Ethan hanya diam menahan gejolak perasaannya sendiri.
-------------
Malam telah larut. Lampu-lampu jalan kota yang redup memantulkan bayangan panjang di trotoar. Irish berjalan cepat, mantel putihnya berkibar tertiup angin dingin musim gugur.
Setibanya di apartemen kecilnya, ia menekan saklar lampu. Tidak ada cahaya. Hanya suara klik kosong. Ia menghela napas panjang.
"Astaga, aku lupa membayar listrik," gumamnya dengan getir.
Tanpa penerangan, Irish berjalan ke meja, melepaskan mantelnya, dan duduk dengan letih. Ia meraih map berisi desain-desainnya yang kini terasa sia-sia.
Masih terngiang jelas di telinganya kata-kata perpisahan dari atasannya:
"Maaf, Nona Irish. Desain kamu belum sesuai dengan arah baru perusahaan."
Ia mengeratkan genggaman pada map itu.
Semua kerja keras, lembur berhari-hari, semua terasa tak berarti.
Sejak saat itu, setiap surat lamaran yang ia kirim tidak pernah mendapat balasan.
"Apakah ini karena Ethan?" pikirnya getir. "Atau memang dunia ini terlalu sempit untuk orang sepertiku?"
Ia mengalihkan pandangannya ke meja kecil di sudut ruangan, di mana foto dia dan si mungil berdiri berdampingan, Vivi dan Nathan, si kembar kesayangannya.
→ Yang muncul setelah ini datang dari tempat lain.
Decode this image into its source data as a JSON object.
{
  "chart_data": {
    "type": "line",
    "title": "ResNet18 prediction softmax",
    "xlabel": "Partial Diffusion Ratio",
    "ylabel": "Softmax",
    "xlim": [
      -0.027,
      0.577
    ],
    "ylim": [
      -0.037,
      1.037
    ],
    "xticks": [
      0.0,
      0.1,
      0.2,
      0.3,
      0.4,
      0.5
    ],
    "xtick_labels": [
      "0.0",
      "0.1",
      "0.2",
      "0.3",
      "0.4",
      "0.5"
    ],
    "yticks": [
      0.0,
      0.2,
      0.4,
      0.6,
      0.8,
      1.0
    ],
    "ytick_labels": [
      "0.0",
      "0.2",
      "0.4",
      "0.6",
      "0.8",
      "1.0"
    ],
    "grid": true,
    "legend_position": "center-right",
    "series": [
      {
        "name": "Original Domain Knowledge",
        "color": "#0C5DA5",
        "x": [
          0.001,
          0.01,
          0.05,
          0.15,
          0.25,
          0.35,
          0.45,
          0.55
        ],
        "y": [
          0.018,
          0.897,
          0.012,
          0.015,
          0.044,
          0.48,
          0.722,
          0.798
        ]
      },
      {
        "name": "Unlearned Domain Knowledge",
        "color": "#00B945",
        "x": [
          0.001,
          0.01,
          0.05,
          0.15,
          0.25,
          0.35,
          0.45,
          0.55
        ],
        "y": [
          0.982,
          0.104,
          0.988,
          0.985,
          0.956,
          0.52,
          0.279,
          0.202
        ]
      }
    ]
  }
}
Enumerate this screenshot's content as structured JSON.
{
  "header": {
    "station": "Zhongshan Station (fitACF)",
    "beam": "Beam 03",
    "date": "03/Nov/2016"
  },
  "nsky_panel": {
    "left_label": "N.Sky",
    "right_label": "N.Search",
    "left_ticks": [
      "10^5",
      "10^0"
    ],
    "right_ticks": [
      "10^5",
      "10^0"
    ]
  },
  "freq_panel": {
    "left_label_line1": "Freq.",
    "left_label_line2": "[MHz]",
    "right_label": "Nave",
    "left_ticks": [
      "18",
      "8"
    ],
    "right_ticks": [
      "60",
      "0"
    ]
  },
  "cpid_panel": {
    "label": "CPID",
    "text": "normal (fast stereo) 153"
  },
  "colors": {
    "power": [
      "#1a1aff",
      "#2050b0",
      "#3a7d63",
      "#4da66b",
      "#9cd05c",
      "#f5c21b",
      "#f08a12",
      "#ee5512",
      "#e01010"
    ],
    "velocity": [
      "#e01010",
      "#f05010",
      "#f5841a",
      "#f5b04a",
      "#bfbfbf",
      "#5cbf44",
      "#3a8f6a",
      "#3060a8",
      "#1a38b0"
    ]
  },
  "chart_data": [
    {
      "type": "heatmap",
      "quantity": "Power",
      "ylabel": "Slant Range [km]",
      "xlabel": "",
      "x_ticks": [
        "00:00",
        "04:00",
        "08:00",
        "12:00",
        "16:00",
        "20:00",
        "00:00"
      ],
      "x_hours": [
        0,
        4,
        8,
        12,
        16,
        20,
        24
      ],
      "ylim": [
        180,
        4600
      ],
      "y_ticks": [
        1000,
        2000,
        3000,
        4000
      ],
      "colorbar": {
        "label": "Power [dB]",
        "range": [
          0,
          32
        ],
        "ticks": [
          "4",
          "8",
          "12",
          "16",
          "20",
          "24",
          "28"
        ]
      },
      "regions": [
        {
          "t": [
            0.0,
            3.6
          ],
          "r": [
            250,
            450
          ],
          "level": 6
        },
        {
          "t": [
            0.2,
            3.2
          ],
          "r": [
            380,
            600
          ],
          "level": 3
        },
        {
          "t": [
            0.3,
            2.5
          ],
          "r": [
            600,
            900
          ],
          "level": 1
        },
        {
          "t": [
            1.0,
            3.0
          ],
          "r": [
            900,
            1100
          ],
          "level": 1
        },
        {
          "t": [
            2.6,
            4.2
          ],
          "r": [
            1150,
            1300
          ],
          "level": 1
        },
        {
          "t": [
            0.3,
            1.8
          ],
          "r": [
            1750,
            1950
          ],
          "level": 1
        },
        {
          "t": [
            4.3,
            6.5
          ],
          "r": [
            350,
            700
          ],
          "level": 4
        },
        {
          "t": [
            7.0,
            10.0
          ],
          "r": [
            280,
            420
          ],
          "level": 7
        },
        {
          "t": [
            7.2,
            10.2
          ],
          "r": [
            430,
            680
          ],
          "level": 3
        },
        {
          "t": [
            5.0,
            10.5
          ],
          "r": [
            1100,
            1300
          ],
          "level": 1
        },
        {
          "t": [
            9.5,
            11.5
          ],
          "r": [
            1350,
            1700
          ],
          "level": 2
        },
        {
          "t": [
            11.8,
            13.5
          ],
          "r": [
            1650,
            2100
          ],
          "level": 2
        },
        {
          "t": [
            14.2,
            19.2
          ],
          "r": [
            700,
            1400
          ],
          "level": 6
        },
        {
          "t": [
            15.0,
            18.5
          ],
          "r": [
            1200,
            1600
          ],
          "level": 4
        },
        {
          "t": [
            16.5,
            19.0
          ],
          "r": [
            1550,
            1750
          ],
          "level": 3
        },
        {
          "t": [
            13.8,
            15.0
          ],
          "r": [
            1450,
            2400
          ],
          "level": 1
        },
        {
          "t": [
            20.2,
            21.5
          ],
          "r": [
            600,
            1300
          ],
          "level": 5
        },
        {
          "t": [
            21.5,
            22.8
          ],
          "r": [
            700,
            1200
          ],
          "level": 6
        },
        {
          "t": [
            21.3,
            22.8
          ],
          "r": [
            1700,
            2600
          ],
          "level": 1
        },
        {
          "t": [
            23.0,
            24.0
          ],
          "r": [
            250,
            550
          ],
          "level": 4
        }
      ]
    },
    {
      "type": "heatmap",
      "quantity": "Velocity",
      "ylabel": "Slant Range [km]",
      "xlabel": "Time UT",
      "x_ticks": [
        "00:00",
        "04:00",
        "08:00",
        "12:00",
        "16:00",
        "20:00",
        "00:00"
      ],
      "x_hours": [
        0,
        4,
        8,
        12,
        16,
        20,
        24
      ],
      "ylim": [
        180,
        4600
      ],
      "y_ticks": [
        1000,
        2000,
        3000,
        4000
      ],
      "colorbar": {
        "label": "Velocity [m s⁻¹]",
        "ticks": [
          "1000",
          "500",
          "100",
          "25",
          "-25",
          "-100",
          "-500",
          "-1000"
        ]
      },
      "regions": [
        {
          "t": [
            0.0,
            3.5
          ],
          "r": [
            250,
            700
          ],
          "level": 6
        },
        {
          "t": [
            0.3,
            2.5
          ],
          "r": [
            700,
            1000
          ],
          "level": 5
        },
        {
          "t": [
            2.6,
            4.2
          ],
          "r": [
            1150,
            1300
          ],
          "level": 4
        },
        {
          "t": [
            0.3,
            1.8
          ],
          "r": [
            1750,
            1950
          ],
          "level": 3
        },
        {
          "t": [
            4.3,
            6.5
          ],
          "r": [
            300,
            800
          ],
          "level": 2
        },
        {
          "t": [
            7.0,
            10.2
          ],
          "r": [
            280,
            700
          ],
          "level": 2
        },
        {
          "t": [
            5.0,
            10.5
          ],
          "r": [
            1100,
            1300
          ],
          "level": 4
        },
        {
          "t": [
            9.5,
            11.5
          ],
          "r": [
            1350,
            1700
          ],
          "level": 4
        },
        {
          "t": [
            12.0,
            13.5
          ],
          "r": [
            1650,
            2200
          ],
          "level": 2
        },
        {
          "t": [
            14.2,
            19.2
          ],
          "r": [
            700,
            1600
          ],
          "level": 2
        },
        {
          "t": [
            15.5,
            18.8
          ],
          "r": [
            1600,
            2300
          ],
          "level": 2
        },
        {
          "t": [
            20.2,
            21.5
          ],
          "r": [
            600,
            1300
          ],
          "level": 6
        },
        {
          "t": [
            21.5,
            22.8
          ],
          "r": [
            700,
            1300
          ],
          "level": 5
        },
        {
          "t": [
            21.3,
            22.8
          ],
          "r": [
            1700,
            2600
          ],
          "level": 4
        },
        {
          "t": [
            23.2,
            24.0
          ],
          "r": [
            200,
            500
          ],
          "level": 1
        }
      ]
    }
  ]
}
"Vivi, Nathan... Mami tidak akan menyerah," bisiknya lirih, suara bergetar menahan emosi.
Tiba-tiba ponselnya berdering, mengusik keheningan malam.
Layar menampilkan nama Jessi .
Dengan napas berat, Irish mengangkat telepon itu.
"Mami!" seru Vivi ceria, diikuti suara Nathan yang tak kalah bersemangat.
Irish tersenyum lebar tanpa sadar.
"Sayang, bagaimana hari kalian?"
"Kami baik, Mami!" jawab Vivi cepat.
"Mami harus lihat gambar yang kami buat," tambah Nathan penuh semangat.
"Tentu saja, Mami tidak sabar ingin melihatnya," jawab Irish dengan suara lembut.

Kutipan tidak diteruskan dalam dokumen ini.